L’anticiclone africano ha appena sfiorato l’Italia e già il Paese avverte un’accelerazione improvvisa del caldo, ma ciò che stiamo vivendo è soltanto l’inizio. La bolla d’aria rovente che si è messa in moto dal cuore del Sahara sta risalendo senza ostacoli, attraversando Algeria e Mali e spingendosi verso latitudini che fino a pochi anni fa sarebbero sembrate fantascienza: entro pochi giorni, il suo respiro caldo raggiungerà addirittura la Danimarca, dove sono attesi valori oltre i 30°C, un’anomalia che racconta più di mille grafici.
Secondo Lorenzo Tedici, meteorologo e responsabile media de iLMeteo.it, l’alta pressione sub‑sahariana è destinata a inglobare mezza Europa, con il rischio concreto di riscrivere nuovi record dopo la prima ondata di calore precoce di fine maggio. E il calendario non aiuta: siamo soltanto a metà giugno e il 2026 ci mette già davanti alla seconda fiammata estrema della stagione, un segnale inequivocabile di un clima che sta cambiando più velocemente di quanto fossimo pronti ad accettare.
I dati del European State of the Climate di Copernicus e della WMO confermano un trend che non lascia spazio a interpretazioni: l’Europa si sta scaldando al doppio della velocità del resto del pianeta. Il continente ha già superato un incremento di circa +2,5°C rispetto all’era preindustriale, mentre la media globale si ferma a +1,4°C. È un divario che pesa, e che si traduce in fenomeni sempre più intensi e persistenti.
Nel concreto, l’Italia si prepara a un weekend incandescente: i termometri potrebbero toccare 38‑39°C in diverse regioni, con Firenze candidata a raggiungere i 40°C all’ombra nei giorni successivi. Ma il vero campanello d’allarme arriva dalle temperature notturne. Le cosiddette notti super tropicali — quelle in cui il termometro non scende sotto i 25°C — diventeranno la norma, soprattutto in Pianura Padana, dove si prevedono minime di 27‑28°C. Milano, in particolare, vivrà condizioni più simili a Bangkok che a una città europea, con giornate fino a 10°C oltre la media e notti incapaci di offrire sollievo.
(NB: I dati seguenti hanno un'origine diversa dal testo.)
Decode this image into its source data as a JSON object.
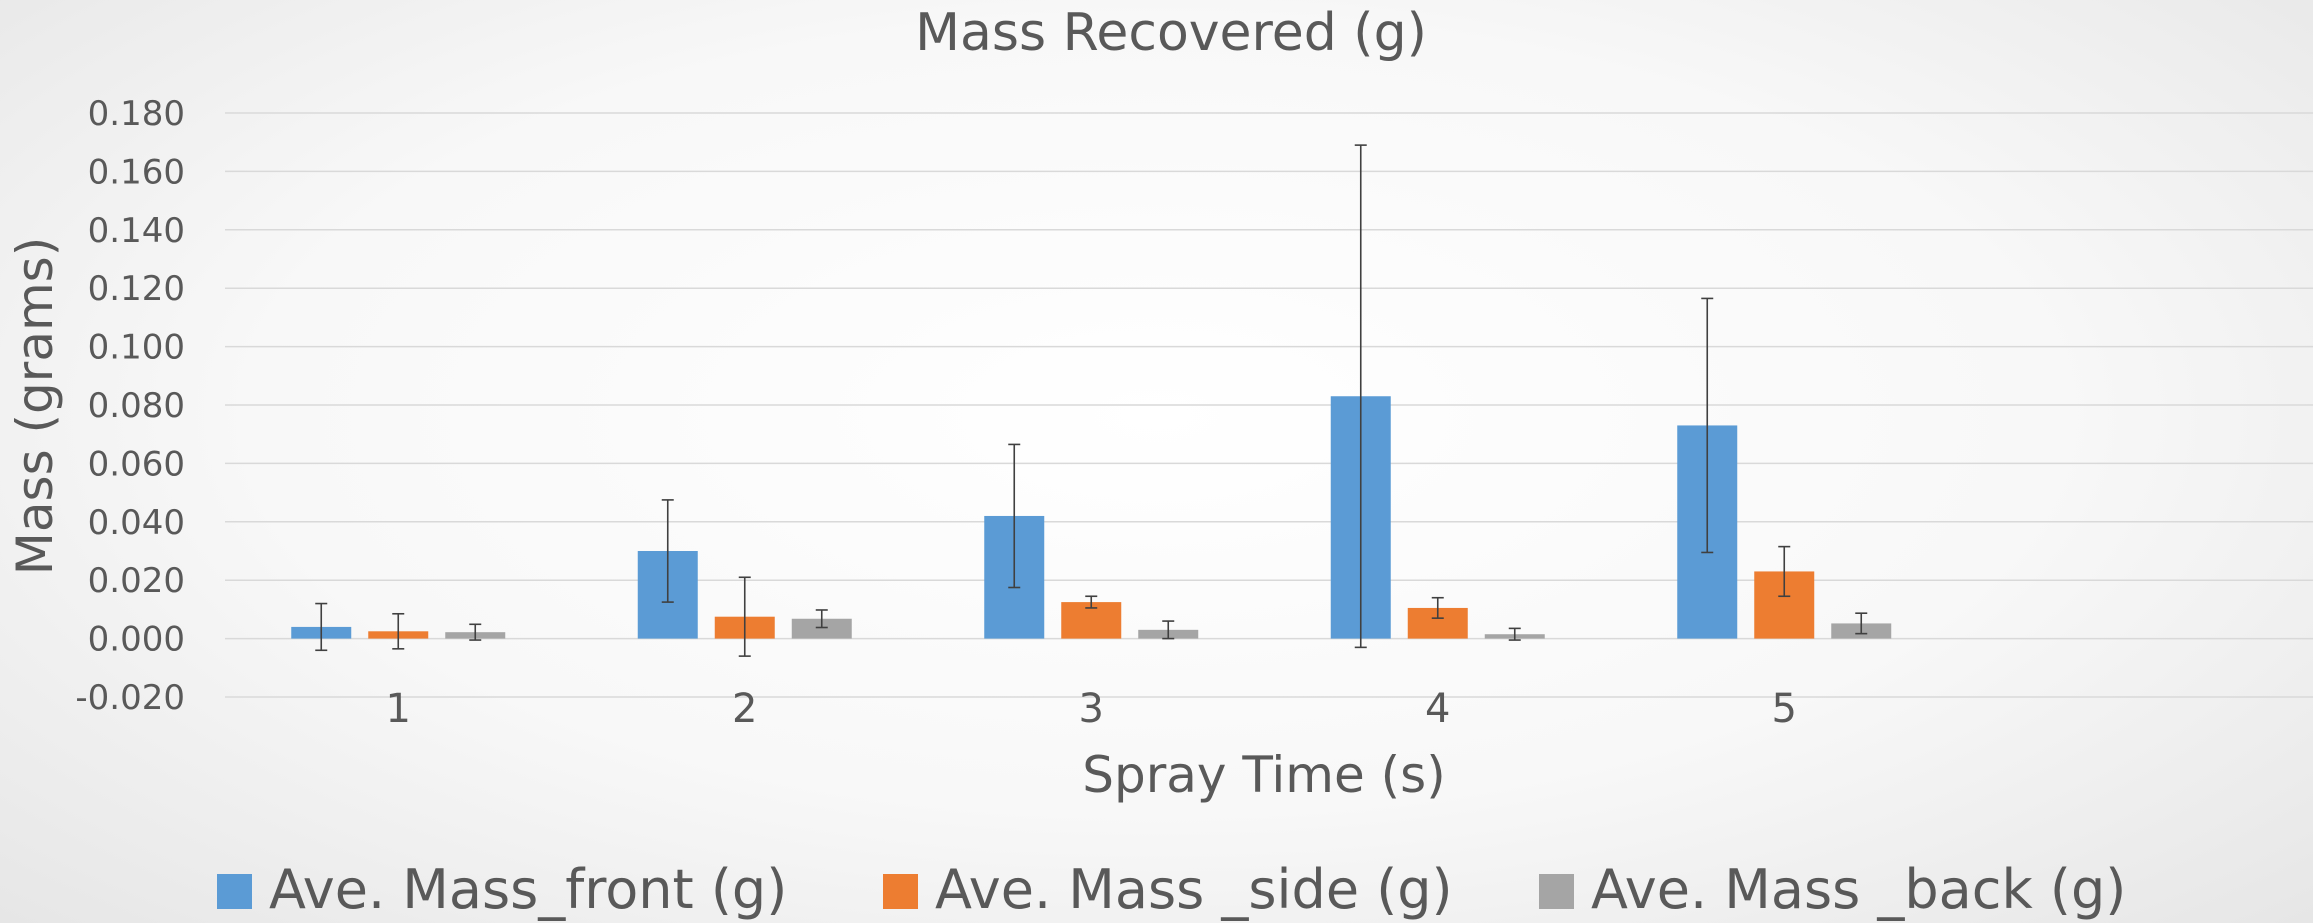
{
  "chart_data": {
    "type": "bar",
    "title": "Mass Recovered (g)",
    "xlabel": "Spray Time (s)",
    "ylabel": "Mass (grams)",
    "categories": [
      "1",
      "2",
      "3",
      "4",
      "5"
    ],
    "ylim": [
      -0.02,
      0.18
    ],
    "yticks": [
      {
        "value": -0.02,
        "label": "-0.020"
      },
      {
        "value": 0.0,
        "label": "0.000"
      },
      {
        "value": 0.02,
        "label": "0.020"
      },
      {
        "value": 0.04,
        "label": "0.040"
      },
      {
        "value": 0.06,
        "label": "0.060"
      },
      {
        "value": 0.08,
        "label": "0.080"
      },
      {
        "value": 0.1,
        "label": "0.100"
      },
      {
        "value": 0.12,
        "label": "0.120"
      },
      {
        "value": 0.14,
        "label": "0.140"
      },
      {
        "value": 0.16,
        "label": "0.160"
      },
      {
        "value": 0.18,
        "label": "0.180"
      }
    ],
    "grid": true,
    "legend_position": "bottom",
    "series": [
      {
        "name": "Ave. Mass_front (g)",
        "color": "#5b9bd5",
        "values": [
          0.004,
          0.03,
          0.042,
          0.083,
          0.073
        ],
        "errors": [
          0.008,
          0.0175,
          0.0245,
          0.086,
          0.0435
        ]
      },
      {
        "name": "Ave. Mass _side (g)",
        "color": "#ed7d31",
        "values": [
          0.0025,
          0.0075,
          0.0125,
          0.0105,
          0.023
        ],
        "errors": [
          0.006,
          0.0135,
          0.002,
          0.0035,
          0.0085
        ]
      },
      {
        "name": "Ave. Mass _back (g)",
        "color": "#a5a5a5",
        "values": [
          0.0022,
          0.0068,
          0.003,
          0.0015,
          0.0052
        ],
        "errors": [
          0.0027,
          0.003,
          0.003,
          0.002,
          0.0035
        ]
      }
    ]
  }
}
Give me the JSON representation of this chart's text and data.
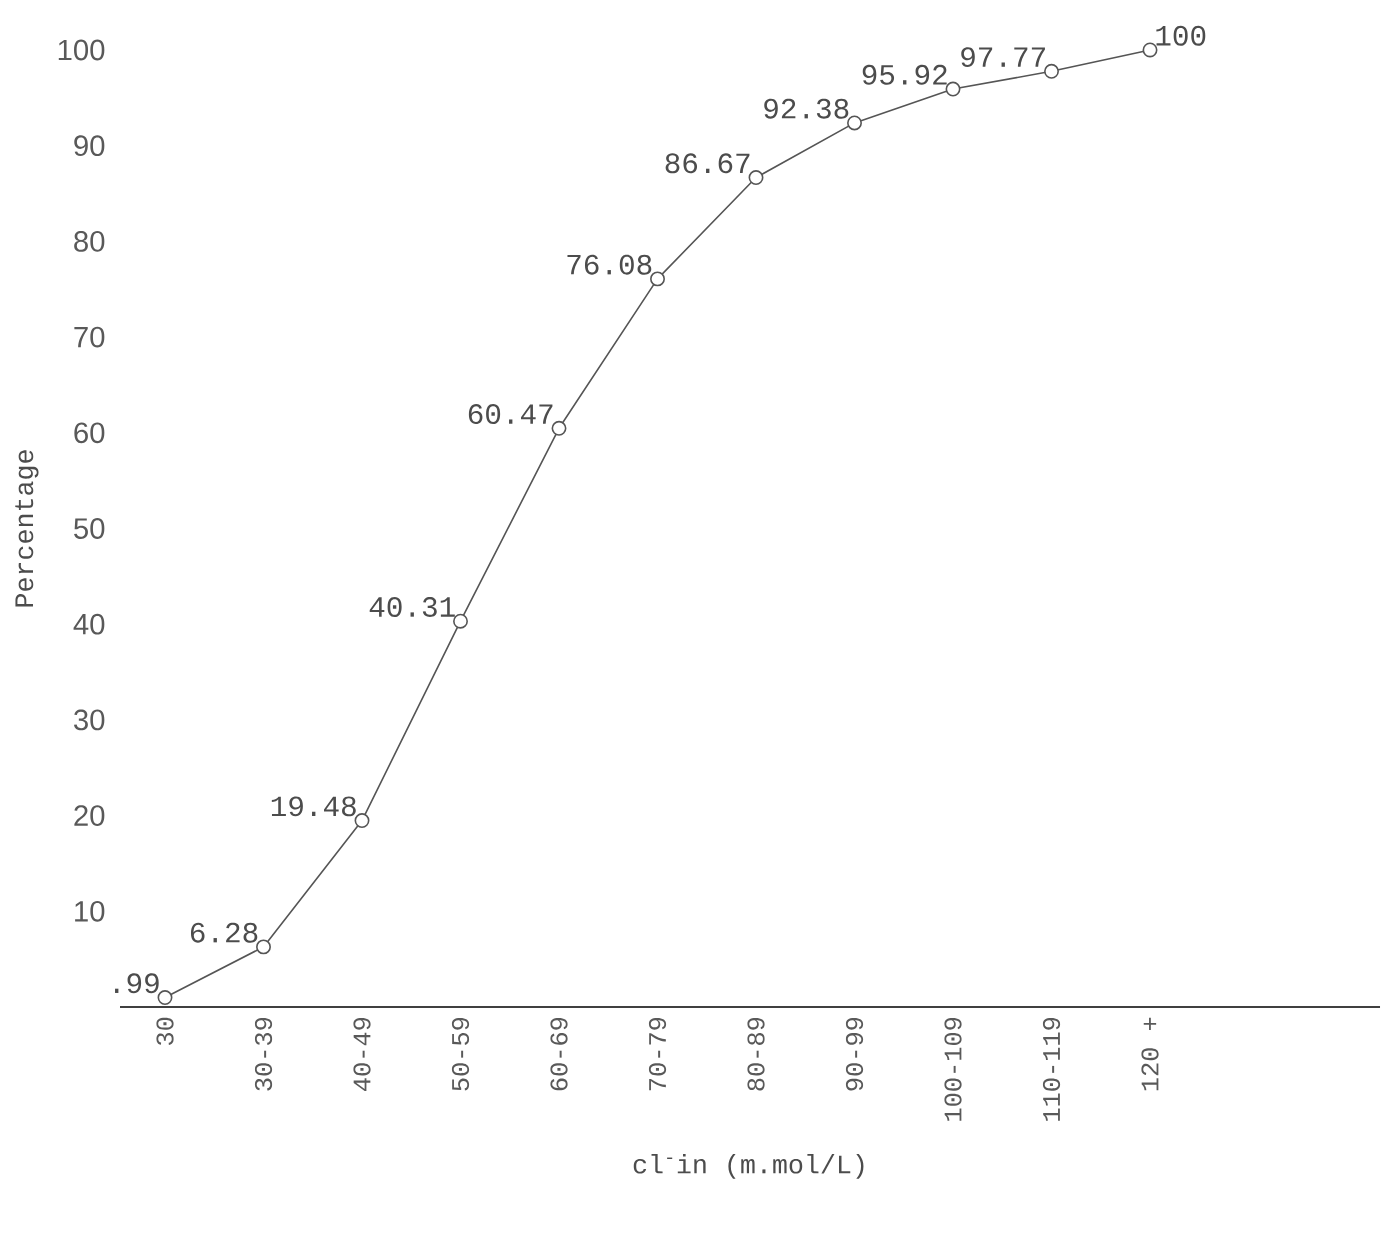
{
  "chart_data": {
    "type": "line",
    "xlabel": "cl$^{-}$in (m.mol/L)",
    "ylabel": "Percentage",
    "categories": [
      "30",
      "30-39",
      "40-49",
      "50-59",
      "60-69",
      "70-79",
      "80-89",
      "90-99",
      "100-109",
      "110-119",
      "120 +"
    ],
    "series": [
      {
        "color": "#555555",
        "values": [
          0.99,
          6.28,
          19.48,
          40.31,
          60.47,
          76.08,
          86.67,
          92.38,
          95.92,
          97.77,
          100
        ],
        "value_labels": [
          ".99",
          "6.28",
          "19.48",
          "40.31",
          "60.47",
          "76.08",
          "86.67",
          "92.38",
          "95.92",
          "97.77",
          "100"
        ]
      }
    ],
    "ylim": [
      0,
      100
    ],
    "yticks": [
      10,
      20,
      30,
      40,
      50,
      60,
      70,
      80,
      90,
      100
    ],
    "marker": "circle",
    "line_style": "solid"
  }
}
E la domanda che tutti si pongono è: quando finirà? Le proiezioni non sono incoraggianti. Le mappe non mostrano segnali di cedimento dell’anticiclone almeno fino alla fine del mese. Qualche temporale pomeridiano potrà affacciarsi al Nord, ma rischia di peggiorare la situazione: l’acqua che evapora rapidamente farà impennare l’umidità, rendendo la temperatura percepita ancora più soffocante, anche con valori leggermente inferiori.
Tedici parla di una “Ondata di Calore del Solstizio” destinata a durare, con un primo picco il 21 giugno e una persistenza che potrebbe accompagnarci per tutta la terza decade del mese. L’anticiclone — soprannominato “il Cammello” per la sua origine africana — continuerà a spingere aria torrida e pesante, lasciando spazio solo a brevi e incerti intervalli temporaleschi.
In questo scenario, la prudenza diventa un obbligo. Chi potrà rifugiarsi al mare o in montagna troverà condizioni più sopportabili, mentre nelle città sarà fondamentale seguire le indicazioni sanitarie e monitorare i bollettini ufficiali sulle ondate di calore. Il Ministero della Salute aggiorna quotidianamente i livelli di rischio, con i temuti “bollini rossi” che nei prossimi giorni potrebbero moltiplicarsi.